Zoox CEO and co-founder Tim Kentley-Klay is out

Tim Kentley-Klay, the co-founder and CEO of secretive self-driving vehicle company Zoox, was fired suddenly Wednesday by the company’s board.

Kentley-Klay’s departure was first reported by The Information, which cited an unnamed source. Kentley-Klay later tweeted a statement confirming that he had been fired by the board.

Kentley-Klay and Zoox could not be reached for comment. TechCrunch will update the story as it develops.

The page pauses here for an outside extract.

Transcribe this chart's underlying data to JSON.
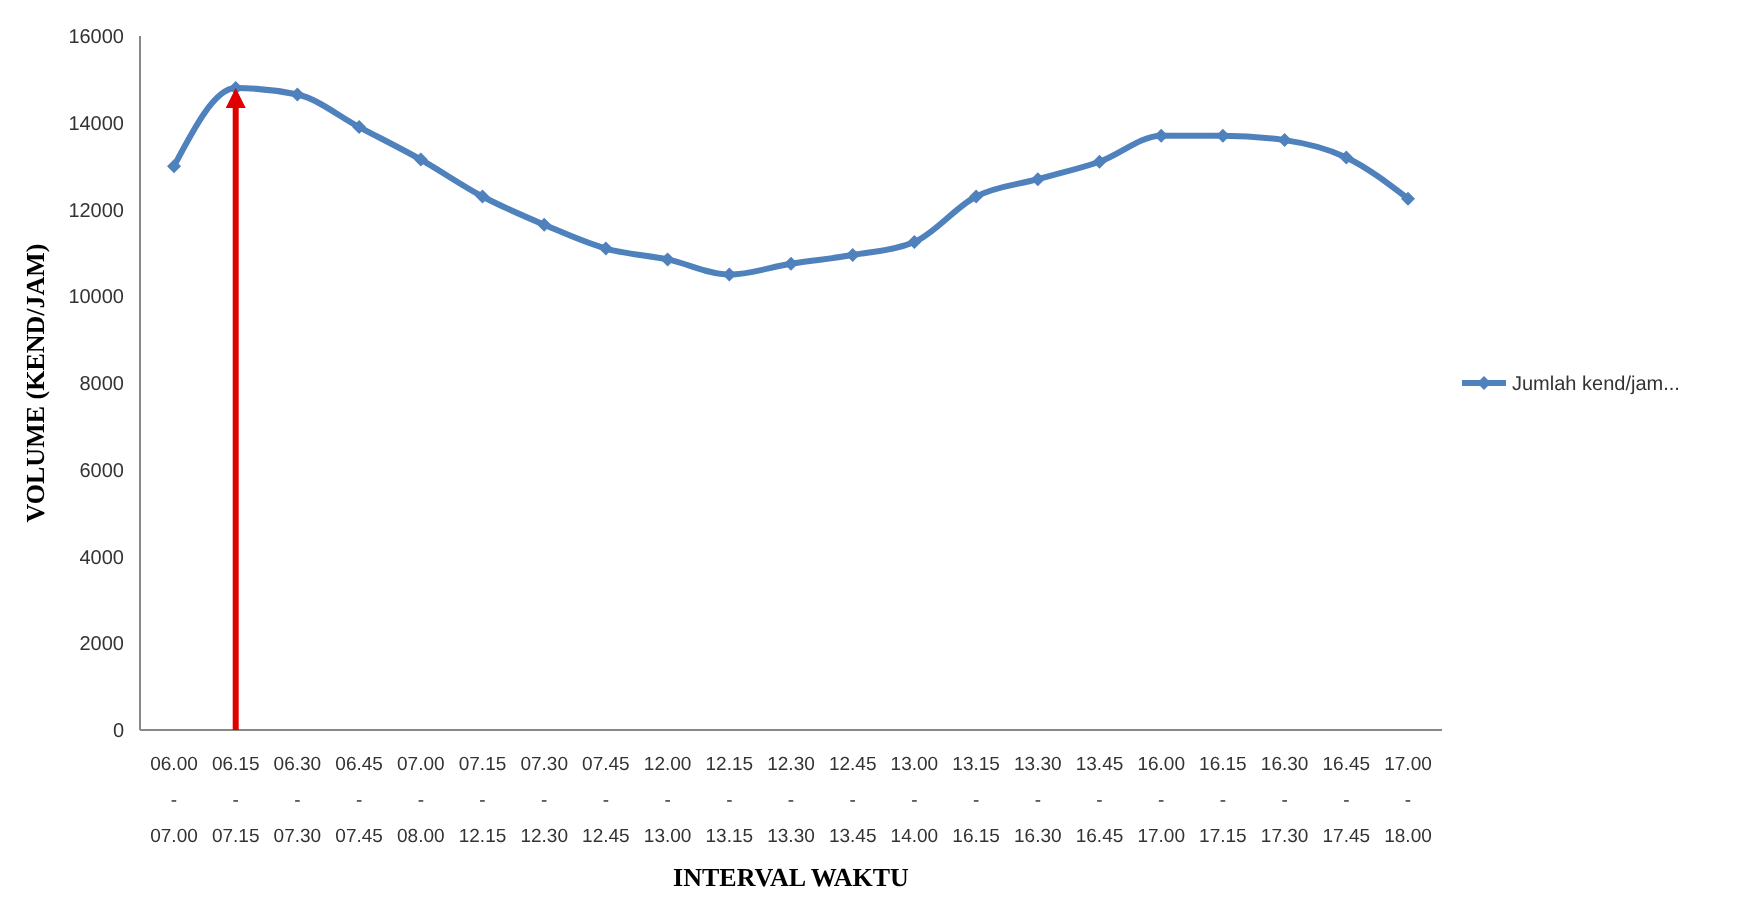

In the tweet, Kentley-Klay wrote:

I came to this town as a founder only to build the future of mobility, and by the metrics shared here was crushing it against the biggest. But the shocking reality is that this—without a warning, cause or right of reply—the board fired me. Today was Silicon Valley up to its worst tricks. This town sells the story that it backs founders to create real change. Rather than working through the issues in an epic startup for the win, the board chose a path of fear, optimizing for a little money in hand at the expense of profound progress for the Universe. Cheers to the true believers that have built Zoox from scratch these last four years. Don’t let anyone stand between you and what you know is right. TKK.

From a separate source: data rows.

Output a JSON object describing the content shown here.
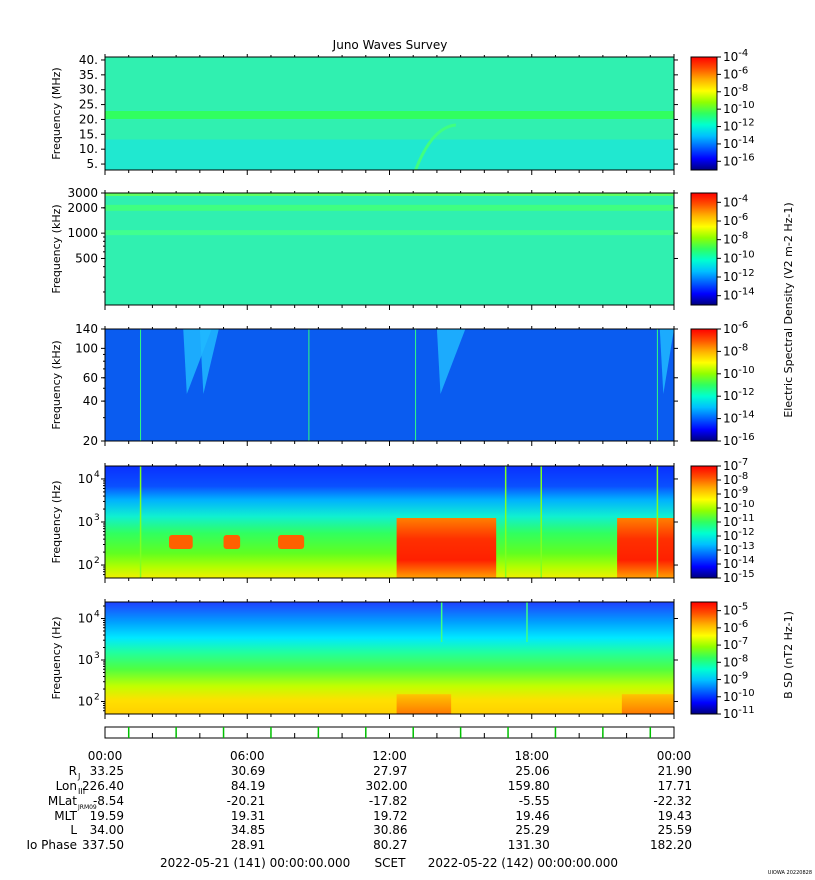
{
  "title": "Juno Waves Survey",
  "colors": {
    "scale": [
      "#00007f",
      "#0000ff",
      "#0060ff",
      "#00c0ff",
      "#00ffd0",
      "#30ff60",
      "#90ff00",
      "#ffff00",
      "#ffb000",
      "#ff5000",
      "#ff0000"
    ],
    "bg_top": "#28f0b8"
  },
  "chart_data": [
    {
      "type": "heatmap",
      "panel": 1,
      "ylabel": "Frequency (MHz)",
      "yscale": "linear",
      "ylim": [
        3,
        41
      ],
      "yticks": [
        "5.",
        "10.",
        "15.",
        "20.",
        "25.",
        "30.",
        "35.",
        "40."
      ],
      "ytick_values": [
        5,
        10,
        15,
        20,
        25,
        30,
        35,
        40
      ],
      "colorbar": {
        "ticks": [
          "10-4",
          "10-6",
          "10-8",
          "10-10",
          "10-12",
          "10-14",
          "10-16"
        ],
        "exp": [
          -4,
          -6,
          -8,
          -10,
          -12,
          -14,
          -16
        ],
        "range": [
          -4,
          -17
        ]
      }
    },
    {
      "type": "heatmap",
      "panel": 2,
      "ylabel": "Frequency (kHz)",
      "yscale": "log",
      "ylim": [
        140,
        3000
      ],
      "yticks": [
        "3000",
        "2000",
        "1000",
        "500"
      ],
      "ytick_values": [
        3000,
        2000,
        1000,
        500
      ],
      "colorbar": {
        "ticks": [
          "10-4",
          "10-6",
          "10-8",
          "10-10",
          "10-12",
          "10-14"
        ],
        "exp": [
          -4,
          -6,
          -8,
          -10,
          -12,
          -14
        ],
        "range": [
          -3,
          -15
        ]
      }
    },
    {
      "type": "heatmap",
      "panel": 3,
      "ylabel": "Frequency (kHz)",
      "yscale": "log",
      "ylim": [
        20,
        140
      ],
      "yticks": [
        "140",
        "100",
        "60",
        "40",
        "20"
      ],
      "ytick_values": [
        140,
        100,
        60,
        40,
        20
      ],
      "colorbar": {
        "ticks": [
          "10-6",
          "10-8",
          "10-10",
          "10-12",
          "10-14",
          "10-16"
        ],
        "exp": [
          -6,
          -8,
          -10,
          -12,
          -14,
          -16
        ],
        "range": [
          -6,
          -16
        ]
      }
    },
    {
      "type": "heatmap",
      "panel": 4,
      "ylabel": "Frequency (Hz)",
      "yscale": "log",
      "ylim": [
        50,
        20000
      ],
      "yticks": [
        "10",
        "10",
        "10"
      ],
      "ytick_exp": [
        "4",
        "3",
        "2"
      ],
      "ytick_values": [
        10000,
        1000,
        100
      ],
      "colorbar": {
        "ticks": [
          "10-7",
          "10-8",
          "10-9",
          "10-10",
          "10-11",
          "10-12",
          "10-13",
          "10-14",
          "10-15"
        ],
        "exp": [
          -7,
          -8,
          -9,
          -10,
          -11,
          -12,
          -13,
          -14,
          -15
        ],
        "range": [
          -7,
          -15
        ]
      }
    },
    {
      "type": "heatmap",
      "panel": 5,
      "ylabel": "Frequency (Hz)",
      "yscale": "log",
      "ylim": [
        50,
        25000
      ],
      "yticks": [
        "10",
        "10",
        "10"
      ],
      "ytick_exp": [
        "4",
        "3",
        "2"
      ],
      "ytick_values": [
        10000,
        1000,
        100
      ],
      "colorbar": {
        "ticks": [
          "10-5",
          "10-6",
          "10-7",
          "10-8",
          "10-9",
          "10-10",
          "10-11"
        ],
        "exp": [
          -5,
          -6,
          -7,
          -8,
          -9,
          -10,
          -11
        ],
        "range": [
          -4.5,
          -11
        ]
      }
    }
  ],
  "colorbar_labels": {
    "electric": "Electric Spectral Density (V2 m-2 Hz-1)",
    "magnetic": "B SD (nT2 Hz-1)"
  },
  "time_axis": {
    "ticks": [
      "00:00",
      "06:00",
      "12:00",
      "18:00",
      "00:00"
    ],
    "hours": [
      0,
      6,
      12,
      18,
      24
    ]
  },
  "ephemeris": {
    "rows": [
      {
        "label": "RJ",
        "values": [
          "33.25",
          "30.69",
          "27.97",
          "25.06",
          "21.90"
        ]
      },
      {
        "label": "LonIII",
        "values": [
          "226.40",
          "84.19",
          "302.00",
          "159.80",
          "17.71"
        ]
      },
      {
        "label": "MLatJRM09",
        "values": [
          "-8.54",
          "-20.21",
          "-17.82",
          "-5.55",
          "-22.32"
        ]
      },
      {
        "label": "MLT",
        "values": [
          "19.59",
          "19.31",
          "19.72",
          "19.46",
          "19.43"
        ]
      },
      {
        "label": "L",
        "values": [
          "34.00",
          "34.85",
          "30.86",
          "25.29",
          "25.59"
        ]
      },
      {
        "label": "Io Phase",
        "values": [
          "337.50",
          "28.91",
          "80.27",
          "131.30",
          "182.20"
        ]
      }
    ]
  },
  "footer": {
    "start": "2022-05-21 (141) 00:00:00.000",
    "scet": "SCET",
    "end": "2022-05-22 (142) 00:00:00.000",
    "credit": "UIOWA 20220828"
  }
}
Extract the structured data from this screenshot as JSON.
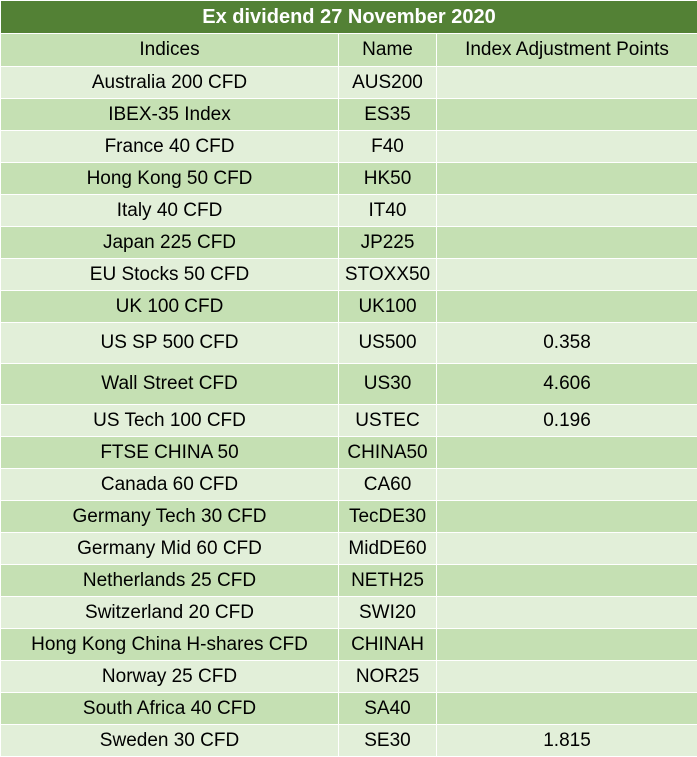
{
  "title": "Ex dividend 27 November 2020",
  "columns": [
    "Indices",
    "Name",
    "Index Adjustment Points"
  ],
  "rows": [
    {
      "index": "Australia 200 CFD",
      "name": "AUS200",
      "points": ""
    },
    {
      "index": "IBEX-35 Index",
      "name": "ES35",
      "points": ""
    },
    {
      "index": "France 40 CFD",
      "name": "F40",
      "points": ""
    },
    {
      "index": "Hong Kong 50 CFD",
      "name": "HK50",
      "points": ""
    },
    {
      "index": "Italy 40 CFD",
      "name": "IT40",
      "points": ""
    },
    {
      "index": "Japan 225 CFD",
      "name": "JP225",
      "points": ""
    },
    {
      "index": "EU Stocks 50 CFD",
      "name": "STOXX50",
      "points": ""
    },
    {
      "index": "UK 100 CFD",
      "name": "UK100",
      "points": ""
    },
    {
      "index": "US SP 500 CFD",
      "name": "US500",
      "points": "0.358"
    },
    {
      "index": "Wall Street CFD",
      "name": "US30",
      "points": "4.606"
    },
    {
      "index": "US Tech 100 CFD",
      "name": "USTEC",
      "points": "0.196"
    },
    {
      "index": "FTSE CHINA 50",
      "name": "CHINA50",
      "points": ""
    },
    {
      "index": "Canada 60 CFD",
      "name": "CA60",
      "points": ""
    },
    {
      "index": "Germany Tech 30 CFD",
      "name": "TecDE30",
      "points": ""
    },
    {
      "index": "Germany Mid 60 CFD",
      "name": "MidDE60",
      "points": ""
    },
    {
      "index": "Netherlands 25 CFD",
      "name": "NETH25",
      "points": ""
    },
    {
      "index": "Switzerland 20 CFD",
      "name": "SWI20",
      "points": ""
    },
    {
      "index": "Hong Kong China H-shares CFD",
      "name": "CHINAH",
      "points": ""
    },
    {
      "index": "Norway 25 CFD",
      "name": "NOR25",
      "points": ""
    },
    {
      "index": "South Africa 40 CFD",
      "name": "SA40",
      "points": ""
    },
    {
      "index": "Sweden 30 CFD",
      "name": "SE30",
      "points": "1.815"
    }
  ],
  "colors": {
    "title_bg": "#538135",
    "row_light": "#e2efd9",
    "row_dark": "#c5e0b3"
  }
}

He also posted a graphic comparing with Zoox the capital efficiency of top autonomous vehicle programs like Waymo, Uber, and Cruise.

Kentley-Klay has since posted more than a dozen tweets, quoting others who have contacted him to express support and disappointment. He doesn’t name anyone, but the presumption is that these are Zoox employees.

The firing comes just a month after Zoox closed a massive $500 million funding round at a $3.2 billion post-money valuation. The round, led by Mike Cannon-Brookes of Grok Ventures, brings its total amount of funding to $800 million.

Kentley-Klay founded Zoox with Jesse Levinson about four years ago. The company is infamous for its secrecy. The first real inside look into the company, and Kentley-Klay, came just a month ago in a feature by Bloomberg’s Ashlee Vance.

The company, which employs about 500 people, wants to deploy autonomous vehicles on public streets and launch a ride-hailing service with its fleet by 2020.